The more things change, the more they stay the same


April 11, 2017 by Kenneth Fisher

T-SQL TuesdayKoen Verbeeck (b/t) is hosting T-SQL Tuesday this month and our topic is The times they are a-changing. In other words How does the cloud impact you and your job?

Well, to discuss how I feel about the cloud I have to go back a bit. When I first started programming, way back in the dark ages (the 80’s), we used terminals to log into a mainframe and did our work there. We paid for any computation time and the storage for our files. Now I was in college at the time, so I paid using the credits I was given but the principal still applies.

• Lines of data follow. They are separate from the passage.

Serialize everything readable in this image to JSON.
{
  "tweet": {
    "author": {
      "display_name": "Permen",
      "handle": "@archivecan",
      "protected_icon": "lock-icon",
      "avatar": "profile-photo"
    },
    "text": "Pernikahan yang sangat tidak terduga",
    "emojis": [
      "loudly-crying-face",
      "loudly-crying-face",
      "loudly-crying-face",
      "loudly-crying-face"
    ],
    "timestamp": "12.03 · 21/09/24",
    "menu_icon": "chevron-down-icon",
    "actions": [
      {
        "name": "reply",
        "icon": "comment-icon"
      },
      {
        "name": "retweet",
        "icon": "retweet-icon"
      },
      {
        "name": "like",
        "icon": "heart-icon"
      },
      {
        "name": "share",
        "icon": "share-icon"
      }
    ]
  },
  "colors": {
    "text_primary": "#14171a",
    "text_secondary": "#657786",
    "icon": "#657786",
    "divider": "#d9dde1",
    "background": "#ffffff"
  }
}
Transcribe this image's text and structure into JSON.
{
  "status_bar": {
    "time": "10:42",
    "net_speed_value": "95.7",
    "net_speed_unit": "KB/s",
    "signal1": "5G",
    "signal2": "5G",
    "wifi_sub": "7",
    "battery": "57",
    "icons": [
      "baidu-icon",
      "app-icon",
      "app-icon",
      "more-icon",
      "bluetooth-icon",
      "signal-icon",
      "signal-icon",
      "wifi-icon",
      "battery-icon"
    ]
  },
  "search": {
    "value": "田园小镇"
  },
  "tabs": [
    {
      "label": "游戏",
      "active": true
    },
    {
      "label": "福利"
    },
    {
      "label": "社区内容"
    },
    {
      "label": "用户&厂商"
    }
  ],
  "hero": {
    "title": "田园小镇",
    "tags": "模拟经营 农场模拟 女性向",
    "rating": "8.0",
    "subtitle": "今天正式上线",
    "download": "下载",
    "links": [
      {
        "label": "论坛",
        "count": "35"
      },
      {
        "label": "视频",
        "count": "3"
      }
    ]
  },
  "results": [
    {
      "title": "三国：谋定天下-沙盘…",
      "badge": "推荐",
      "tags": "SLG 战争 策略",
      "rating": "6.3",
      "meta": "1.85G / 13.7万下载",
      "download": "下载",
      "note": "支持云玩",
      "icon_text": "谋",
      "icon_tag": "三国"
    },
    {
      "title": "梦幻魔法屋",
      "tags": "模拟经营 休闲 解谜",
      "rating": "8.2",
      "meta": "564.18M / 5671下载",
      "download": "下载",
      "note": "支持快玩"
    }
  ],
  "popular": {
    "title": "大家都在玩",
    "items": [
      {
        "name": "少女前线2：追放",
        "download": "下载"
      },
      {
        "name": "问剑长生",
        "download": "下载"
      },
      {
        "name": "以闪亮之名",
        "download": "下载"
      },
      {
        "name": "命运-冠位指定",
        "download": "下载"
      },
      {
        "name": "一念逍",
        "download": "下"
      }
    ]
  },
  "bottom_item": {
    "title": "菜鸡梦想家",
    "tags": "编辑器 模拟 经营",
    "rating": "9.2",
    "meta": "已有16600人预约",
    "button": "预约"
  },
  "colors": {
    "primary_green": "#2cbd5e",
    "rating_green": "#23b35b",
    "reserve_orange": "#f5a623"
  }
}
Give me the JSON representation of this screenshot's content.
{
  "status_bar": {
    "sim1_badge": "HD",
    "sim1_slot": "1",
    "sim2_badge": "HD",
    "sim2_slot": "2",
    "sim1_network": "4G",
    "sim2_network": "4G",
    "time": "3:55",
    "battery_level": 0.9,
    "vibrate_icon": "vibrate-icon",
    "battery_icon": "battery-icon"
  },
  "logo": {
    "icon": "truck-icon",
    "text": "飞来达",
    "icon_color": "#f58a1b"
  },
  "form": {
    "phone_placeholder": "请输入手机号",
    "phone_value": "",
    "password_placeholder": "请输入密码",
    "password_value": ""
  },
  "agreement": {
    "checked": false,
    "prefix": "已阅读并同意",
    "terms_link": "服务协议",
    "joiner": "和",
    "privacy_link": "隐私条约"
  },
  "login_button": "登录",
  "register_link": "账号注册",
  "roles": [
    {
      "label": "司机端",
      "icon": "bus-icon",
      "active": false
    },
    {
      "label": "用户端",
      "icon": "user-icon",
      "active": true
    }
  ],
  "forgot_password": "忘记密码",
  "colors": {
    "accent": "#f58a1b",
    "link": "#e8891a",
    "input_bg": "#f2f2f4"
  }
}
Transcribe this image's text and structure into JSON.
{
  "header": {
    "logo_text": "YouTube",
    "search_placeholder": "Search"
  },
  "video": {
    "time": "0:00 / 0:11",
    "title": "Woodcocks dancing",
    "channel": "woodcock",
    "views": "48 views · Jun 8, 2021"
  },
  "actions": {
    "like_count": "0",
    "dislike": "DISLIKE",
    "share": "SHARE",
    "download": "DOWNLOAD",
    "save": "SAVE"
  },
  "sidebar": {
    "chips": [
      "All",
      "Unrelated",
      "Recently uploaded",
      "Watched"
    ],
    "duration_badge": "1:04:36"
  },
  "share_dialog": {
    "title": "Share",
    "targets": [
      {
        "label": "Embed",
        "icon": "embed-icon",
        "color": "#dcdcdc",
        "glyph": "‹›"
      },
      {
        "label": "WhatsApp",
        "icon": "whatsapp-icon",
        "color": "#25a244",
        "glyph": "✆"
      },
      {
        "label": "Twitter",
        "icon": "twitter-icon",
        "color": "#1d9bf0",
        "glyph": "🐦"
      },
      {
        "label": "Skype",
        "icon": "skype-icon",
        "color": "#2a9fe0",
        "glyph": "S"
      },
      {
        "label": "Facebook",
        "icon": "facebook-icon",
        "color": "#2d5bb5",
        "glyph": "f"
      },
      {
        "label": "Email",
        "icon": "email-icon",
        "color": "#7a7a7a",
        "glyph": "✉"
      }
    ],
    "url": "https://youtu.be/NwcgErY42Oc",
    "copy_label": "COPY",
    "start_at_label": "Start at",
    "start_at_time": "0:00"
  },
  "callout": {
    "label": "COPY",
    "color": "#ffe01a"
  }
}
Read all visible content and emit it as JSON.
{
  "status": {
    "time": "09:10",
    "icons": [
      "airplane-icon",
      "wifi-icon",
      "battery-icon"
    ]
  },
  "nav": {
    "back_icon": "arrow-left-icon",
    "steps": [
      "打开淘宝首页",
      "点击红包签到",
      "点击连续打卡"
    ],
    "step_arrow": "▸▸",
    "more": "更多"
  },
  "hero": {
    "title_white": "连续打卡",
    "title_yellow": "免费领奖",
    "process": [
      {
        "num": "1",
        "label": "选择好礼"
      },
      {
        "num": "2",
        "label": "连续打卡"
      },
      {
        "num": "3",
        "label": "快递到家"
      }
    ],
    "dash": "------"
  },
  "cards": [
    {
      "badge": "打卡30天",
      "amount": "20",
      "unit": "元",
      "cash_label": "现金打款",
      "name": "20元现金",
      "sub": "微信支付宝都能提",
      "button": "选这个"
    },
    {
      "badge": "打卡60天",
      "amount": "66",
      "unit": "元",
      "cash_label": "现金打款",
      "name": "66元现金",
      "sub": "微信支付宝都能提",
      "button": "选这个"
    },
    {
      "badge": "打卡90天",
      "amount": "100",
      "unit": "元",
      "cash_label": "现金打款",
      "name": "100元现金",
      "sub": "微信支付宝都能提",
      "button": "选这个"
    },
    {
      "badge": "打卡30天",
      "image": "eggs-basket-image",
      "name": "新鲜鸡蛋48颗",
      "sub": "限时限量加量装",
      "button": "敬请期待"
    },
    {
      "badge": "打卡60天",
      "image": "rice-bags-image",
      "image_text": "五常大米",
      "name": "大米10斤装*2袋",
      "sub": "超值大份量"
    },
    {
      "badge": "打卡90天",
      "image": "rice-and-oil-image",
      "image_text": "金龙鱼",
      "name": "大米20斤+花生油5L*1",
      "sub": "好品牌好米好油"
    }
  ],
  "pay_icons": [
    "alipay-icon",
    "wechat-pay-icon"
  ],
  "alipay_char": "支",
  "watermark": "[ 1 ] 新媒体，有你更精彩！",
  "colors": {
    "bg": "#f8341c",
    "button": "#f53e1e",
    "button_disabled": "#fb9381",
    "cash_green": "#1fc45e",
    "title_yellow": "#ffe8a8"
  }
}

We were also starting to see personal computers getting powerful enough to be useful and becoming more and more prevalent. Over the next few decades, those personal computers became powerful enough to handle most tasks and we switched gears. We learned to program on individual PCs, use them for word processing, spreadsheets, etc. Some of the more powerful of those machines became servers and we learned to use them to do the harder work. Highly intelligent programs were written to store and manipulate data. We started taking backups so we didn’t lose the data, indexing, and arranging it so we could access and update it quickly. And so on and so on.

Unfortunately as powerful as these machines became they were expensive, aged out quickly, required knowledgeable people to maintain and sometimes our tasks required more computing power than we had on hand. So some smart people got together and created something new. The Cloud. Someone else maintaining the computers, replacing parts as needed, updating software etc. And then renting out storage and computing power. (If at this point you guessed that I’m saying there are some fairly obvious parallels between the old mainframes and the cloud, well, you are correct.)

So how is the cloud affecting me? In a very similar way to how PCs affected me. I’m learning a new environment, new tools, etc. And guess what? In 10-20 years when the next great thing comes out, I’ll learn some new tools, and a new environment and move on.

Oh, and in case you are interested my company has a bunch of people today who use mainframes and work with programs that someone from the 80’s would recognize. I don’t see anything in use today going away anytime soon.

2 thoughts on “The more things change, the more they stay the same

  1. Bernie Basel says:

    I know from personal experience some of those mainframe programs were written well before the ’80s 🙂 I have not thought it but cloud computing does resemble the experience programmers from had before the PC revolution. Coming from an operations and systems background I was always on of the ones ‘behind the curtain’, For many years I saw programmers drop off their work at the ‘window’. Knowing little of what actually went on behind the glass. Or really caring as long as their work was done.